If you turn on your TV right now, you’ll probably see a story being told of the upcoming economic crisis with reports on collapsing economies and the inevitable recession. Many companies are beginning to shut down their doors giving rise to the highest unemployment numbers in history. But in the midst of all this, an industrial powerhouse has been born. India is quietly becoming the manufacturing hub of some of the world’s largest companies. However, the journey didn’t begin today.
Over the past decade, the country’s auto industry has quietly scripted one of the most inspiring success stories surpassed only by the double-digit growth of the Chinese economy. Over the course of two decades, the country now houses one of the world’s largest automobile industries with an output of over 3.8 million cars a year. According to the most recent figures Indian is well on track to catch up with Germany.
The auto industry is not the only one getting attention in India. In fact India seeks to raise manufacturing as a percentage of GDP from 17 percent to 25 percent and to create 100 million jobs within a decade. It should come as no surprise as manufacturing accounts for 29 percent of economic output in China and South Korea and 27 percent in Thailand. According to World Bank data, moving millions of workers from farms to factories has played a pivotal role in reducing poverty and raising living standards across East Asia.
So how is India taking over the global manufacturing industry?
India was the largest economy in the world for most of the two millennia from the first until the 19th century. For a continuous duration of nearly 1700 years, India was the topmost economy constituting 35 to 40% of world GDP. The combination of protectionist import substitution, Fabian socialism and Social Democratic inspired policies governed India. For some time after the end of British rule, the economy was then characterized by extensive regulation protectionism, public ownership of large monopolies and pervasive corruption and slow growth.
Since 1991 continuing economic liberalization has moved the country towards a market-based economy and by 2008 India had established itself as one of the world’s fastest growing economies. This rapid rise is in part because of the country’s shift from agriculture towards manufacturing. China has been the largest manufacturing superpower in the world due to availability of cheap labor and its population size, but it seems the cheap labor is not so cheap anymore, as revealed by a Bloomberg report which cited Indonesia as the country with the cheapest labor in manufacturing followed by India, Mexico, Thailand, respectively and China at number five. The United States came in at number seven making it slightly more expensive than Taiwan at number six. The same study concluded that Brazil is one of the most expensive countries to manufacture goods based on total labour costs, energy expenses, productivity growth and exchange rates. China, one of the largest manufacturing countries became a manufacturing powerhouse in the 1960s. Once Japan started exporting electronics and consumer goods, Japanese factories started to prepare the region around this time to produce components for its electronic goods because it was cheaper than making those themselves. By 2013, 23.3 percent of all global manufacturing outputs came from China. The Chinese manufacturing juggernaut has experienced many ups and downs over the past 50 years. For one, it is not nearly as cheap to manufacture goods in China as it was 20 years ago. Wages in China have risen 187 percent since 2005. The average Chinese factory worker earns about 27.5 dollars a day, and increasing wages also means the cost to manufacture goods has risen too.
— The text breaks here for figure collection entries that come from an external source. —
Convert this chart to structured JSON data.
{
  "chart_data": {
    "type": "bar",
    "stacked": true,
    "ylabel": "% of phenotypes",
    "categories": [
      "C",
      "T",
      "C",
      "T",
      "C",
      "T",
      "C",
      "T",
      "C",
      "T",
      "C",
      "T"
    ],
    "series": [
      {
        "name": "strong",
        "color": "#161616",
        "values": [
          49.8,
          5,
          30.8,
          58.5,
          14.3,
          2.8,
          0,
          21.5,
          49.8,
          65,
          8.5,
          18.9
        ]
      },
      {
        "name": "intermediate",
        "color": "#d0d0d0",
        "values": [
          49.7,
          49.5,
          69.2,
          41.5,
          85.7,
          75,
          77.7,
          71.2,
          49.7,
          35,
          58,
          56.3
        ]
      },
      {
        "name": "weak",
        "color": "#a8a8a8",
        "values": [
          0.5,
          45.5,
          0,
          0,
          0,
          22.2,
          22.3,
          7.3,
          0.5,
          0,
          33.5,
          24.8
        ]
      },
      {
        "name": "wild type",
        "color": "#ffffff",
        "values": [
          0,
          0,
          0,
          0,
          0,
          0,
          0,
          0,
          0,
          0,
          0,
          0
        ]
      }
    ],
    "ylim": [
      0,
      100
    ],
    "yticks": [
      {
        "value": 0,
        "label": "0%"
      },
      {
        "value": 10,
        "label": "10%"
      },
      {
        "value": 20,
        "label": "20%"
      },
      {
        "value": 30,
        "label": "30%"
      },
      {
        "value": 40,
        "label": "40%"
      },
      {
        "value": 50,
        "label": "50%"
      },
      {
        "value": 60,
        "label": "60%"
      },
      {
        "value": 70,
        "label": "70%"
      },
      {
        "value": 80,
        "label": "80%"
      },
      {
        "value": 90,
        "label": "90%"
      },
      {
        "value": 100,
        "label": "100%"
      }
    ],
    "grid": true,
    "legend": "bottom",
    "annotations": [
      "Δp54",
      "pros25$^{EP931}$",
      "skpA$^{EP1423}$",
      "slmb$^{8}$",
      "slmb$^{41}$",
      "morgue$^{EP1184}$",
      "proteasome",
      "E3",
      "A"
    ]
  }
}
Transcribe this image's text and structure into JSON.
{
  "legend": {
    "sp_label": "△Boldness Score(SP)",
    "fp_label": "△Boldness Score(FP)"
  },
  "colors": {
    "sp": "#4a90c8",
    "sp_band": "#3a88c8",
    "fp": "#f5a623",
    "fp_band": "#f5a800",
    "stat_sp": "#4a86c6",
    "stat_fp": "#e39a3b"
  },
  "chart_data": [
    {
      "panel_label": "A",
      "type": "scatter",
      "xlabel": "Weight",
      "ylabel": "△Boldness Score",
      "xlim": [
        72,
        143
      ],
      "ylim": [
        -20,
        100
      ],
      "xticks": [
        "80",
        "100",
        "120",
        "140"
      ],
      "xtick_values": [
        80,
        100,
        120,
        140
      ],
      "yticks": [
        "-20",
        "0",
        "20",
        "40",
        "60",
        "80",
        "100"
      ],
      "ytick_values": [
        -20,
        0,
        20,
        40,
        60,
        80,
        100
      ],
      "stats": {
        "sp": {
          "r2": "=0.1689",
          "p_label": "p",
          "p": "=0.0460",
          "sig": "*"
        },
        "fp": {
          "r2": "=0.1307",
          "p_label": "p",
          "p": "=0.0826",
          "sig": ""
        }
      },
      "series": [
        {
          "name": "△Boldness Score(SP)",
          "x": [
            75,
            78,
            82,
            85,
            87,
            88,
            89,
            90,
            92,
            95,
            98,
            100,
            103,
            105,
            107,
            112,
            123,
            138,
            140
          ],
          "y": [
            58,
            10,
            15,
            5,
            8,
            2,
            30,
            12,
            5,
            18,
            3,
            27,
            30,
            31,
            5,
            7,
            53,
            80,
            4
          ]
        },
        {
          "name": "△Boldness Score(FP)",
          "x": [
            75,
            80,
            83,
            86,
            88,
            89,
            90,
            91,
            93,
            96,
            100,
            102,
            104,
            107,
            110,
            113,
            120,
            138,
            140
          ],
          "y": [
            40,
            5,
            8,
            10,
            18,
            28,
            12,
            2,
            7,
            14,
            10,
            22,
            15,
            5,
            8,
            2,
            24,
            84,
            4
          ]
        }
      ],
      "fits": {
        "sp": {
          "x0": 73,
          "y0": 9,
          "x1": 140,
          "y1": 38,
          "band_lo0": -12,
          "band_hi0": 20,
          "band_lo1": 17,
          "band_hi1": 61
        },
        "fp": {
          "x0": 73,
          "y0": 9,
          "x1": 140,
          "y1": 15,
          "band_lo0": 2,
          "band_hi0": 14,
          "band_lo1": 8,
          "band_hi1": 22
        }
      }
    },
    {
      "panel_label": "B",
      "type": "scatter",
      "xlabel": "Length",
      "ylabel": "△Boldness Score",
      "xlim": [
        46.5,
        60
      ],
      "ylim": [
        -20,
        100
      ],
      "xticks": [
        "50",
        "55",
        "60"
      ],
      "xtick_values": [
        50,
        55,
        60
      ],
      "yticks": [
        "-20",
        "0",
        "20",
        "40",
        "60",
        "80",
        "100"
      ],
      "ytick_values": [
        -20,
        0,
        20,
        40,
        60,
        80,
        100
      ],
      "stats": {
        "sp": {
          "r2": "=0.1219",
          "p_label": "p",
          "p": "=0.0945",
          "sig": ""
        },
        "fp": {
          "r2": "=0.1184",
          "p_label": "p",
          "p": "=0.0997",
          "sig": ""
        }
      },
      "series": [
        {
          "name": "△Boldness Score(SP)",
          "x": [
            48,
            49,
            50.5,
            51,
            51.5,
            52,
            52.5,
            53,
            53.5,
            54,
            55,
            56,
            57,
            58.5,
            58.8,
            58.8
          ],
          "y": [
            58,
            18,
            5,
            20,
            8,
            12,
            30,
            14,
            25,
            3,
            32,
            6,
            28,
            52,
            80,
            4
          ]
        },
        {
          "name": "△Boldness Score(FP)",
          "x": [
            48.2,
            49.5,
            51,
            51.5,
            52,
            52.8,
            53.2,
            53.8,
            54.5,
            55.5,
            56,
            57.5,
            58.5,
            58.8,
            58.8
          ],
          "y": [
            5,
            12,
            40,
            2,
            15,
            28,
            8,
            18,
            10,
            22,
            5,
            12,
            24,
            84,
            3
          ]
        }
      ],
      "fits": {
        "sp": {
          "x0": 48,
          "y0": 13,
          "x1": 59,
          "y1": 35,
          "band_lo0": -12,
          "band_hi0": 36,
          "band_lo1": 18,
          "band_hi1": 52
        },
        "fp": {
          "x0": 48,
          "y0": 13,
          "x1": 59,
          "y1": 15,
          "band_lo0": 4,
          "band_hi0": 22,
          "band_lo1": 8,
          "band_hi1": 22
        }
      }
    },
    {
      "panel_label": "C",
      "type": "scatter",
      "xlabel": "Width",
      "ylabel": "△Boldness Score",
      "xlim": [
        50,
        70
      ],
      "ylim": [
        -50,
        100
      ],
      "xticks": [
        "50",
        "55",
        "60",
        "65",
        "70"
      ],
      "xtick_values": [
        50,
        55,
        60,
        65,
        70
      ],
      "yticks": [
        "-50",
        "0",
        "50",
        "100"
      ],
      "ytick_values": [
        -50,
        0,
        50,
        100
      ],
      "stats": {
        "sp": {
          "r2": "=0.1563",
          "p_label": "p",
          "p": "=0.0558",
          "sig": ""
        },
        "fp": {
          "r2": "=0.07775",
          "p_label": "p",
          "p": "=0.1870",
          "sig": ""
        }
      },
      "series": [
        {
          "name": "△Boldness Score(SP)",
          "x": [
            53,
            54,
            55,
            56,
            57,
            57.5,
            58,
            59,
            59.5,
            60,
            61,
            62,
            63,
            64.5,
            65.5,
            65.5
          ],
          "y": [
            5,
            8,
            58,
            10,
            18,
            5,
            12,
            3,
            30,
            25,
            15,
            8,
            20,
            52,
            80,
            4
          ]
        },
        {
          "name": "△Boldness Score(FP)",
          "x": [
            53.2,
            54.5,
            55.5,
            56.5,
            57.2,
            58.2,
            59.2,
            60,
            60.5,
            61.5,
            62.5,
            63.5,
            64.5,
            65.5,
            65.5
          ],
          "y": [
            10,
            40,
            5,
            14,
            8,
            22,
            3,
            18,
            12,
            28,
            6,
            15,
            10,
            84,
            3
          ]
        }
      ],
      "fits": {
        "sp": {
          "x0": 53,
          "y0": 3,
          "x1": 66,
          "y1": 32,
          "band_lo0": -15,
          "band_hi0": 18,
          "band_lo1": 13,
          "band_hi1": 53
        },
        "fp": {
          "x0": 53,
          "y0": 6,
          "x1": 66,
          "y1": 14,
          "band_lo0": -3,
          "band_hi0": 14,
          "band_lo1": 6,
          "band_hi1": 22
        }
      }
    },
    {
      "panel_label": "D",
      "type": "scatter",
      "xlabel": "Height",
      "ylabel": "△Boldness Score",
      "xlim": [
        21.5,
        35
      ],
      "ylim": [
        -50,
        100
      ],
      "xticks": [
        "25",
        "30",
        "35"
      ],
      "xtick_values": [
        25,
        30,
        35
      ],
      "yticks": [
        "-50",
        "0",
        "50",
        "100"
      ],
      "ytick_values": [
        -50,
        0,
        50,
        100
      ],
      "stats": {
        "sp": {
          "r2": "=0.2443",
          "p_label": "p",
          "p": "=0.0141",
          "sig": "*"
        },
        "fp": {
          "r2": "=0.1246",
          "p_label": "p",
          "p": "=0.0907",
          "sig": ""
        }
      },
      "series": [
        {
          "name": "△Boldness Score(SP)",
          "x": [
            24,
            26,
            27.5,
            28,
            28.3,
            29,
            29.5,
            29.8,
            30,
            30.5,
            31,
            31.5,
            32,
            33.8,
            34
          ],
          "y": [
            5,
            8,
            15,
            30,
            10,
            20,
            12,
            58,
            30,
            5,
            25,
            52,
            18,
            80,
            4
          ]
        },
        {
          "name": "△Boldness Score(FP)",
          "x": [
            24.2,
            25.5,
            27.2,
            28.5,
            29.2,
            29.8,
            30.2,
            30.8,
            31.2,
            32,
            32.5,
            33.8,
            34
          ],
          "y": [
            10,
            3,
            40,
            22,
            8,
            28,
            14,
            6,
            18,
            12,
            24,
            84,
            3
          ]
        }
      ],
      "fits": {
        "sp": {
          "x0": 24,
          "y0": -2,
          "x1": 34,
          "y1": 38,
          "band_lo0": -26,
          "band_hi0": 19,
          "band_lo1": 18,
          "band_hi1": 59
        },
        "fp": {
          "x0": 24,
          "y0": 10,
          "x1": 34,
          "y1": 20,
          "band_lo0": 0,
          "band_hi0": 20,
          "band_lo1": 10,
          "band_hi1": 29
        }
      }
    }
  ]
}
This invariably means that China is not the cheapest place to manufacture anymore.
So how is this helping India steal manufacturing jobs away from China? Companies love to pay less for the cost of production so they can maximize profits on their products. The Government of India in April reached out to more than 1,000 companies in the United States and through overseas missions to offer incentives for manufacturers seeking to move out of China. According to Indian officials, India is prioritizing medical equipment suppliers, food processing units, textiles, leather, and auto parts makers among more than 550 products covered in the discussions.
Apple is also exploring moving between 15 and 20% of its hardware production out of China. The company reportedly has a growing team looking into moving production and has asked key manufacturing partners like Foxconn and Pegatron to evaluate available options. This is believed to be powered by the unending trade war with the United States.
Apple has previously produced lower-cost iPhone models in India, and was reportedly considering shifting production of his more premium models to the country in order to avoid its tariffs on imported smartphones. Foxconn recently said that it has the capacity to move production of all US iPhones out of China if necessary. India and Indonesia are thought to be under consideration.
Around five million Chinese jobs reportedly rely on Apple’s manufacturing in the country, and apple employs around 10,000 people directly in China. It’s unclear how many of these jobs will be impacted by losing 15 to 30% of production. India offers competitive advantages with its lower wage structure and access to a vast labor market. For instance, the average minimum wage for contract workers in India is 148 dollars per month, or 10000 Indian rupees. To put this into perspective, minimum wage stands at 234 dollars in China.
So what does this mean for the global manufacturing landscape? India is the fastest growing multi-trillion dollar economy in the world and the fifth largest overall with a nominal GDP of 2.94 trillion dollars. India became the fifth largest economy in 2015, overtaking the United Kingdom and France. According to the IMF, India’s post-independence journey began as an agrarian nation. However, over the years, the manufacturing and services sector has emerged strongly.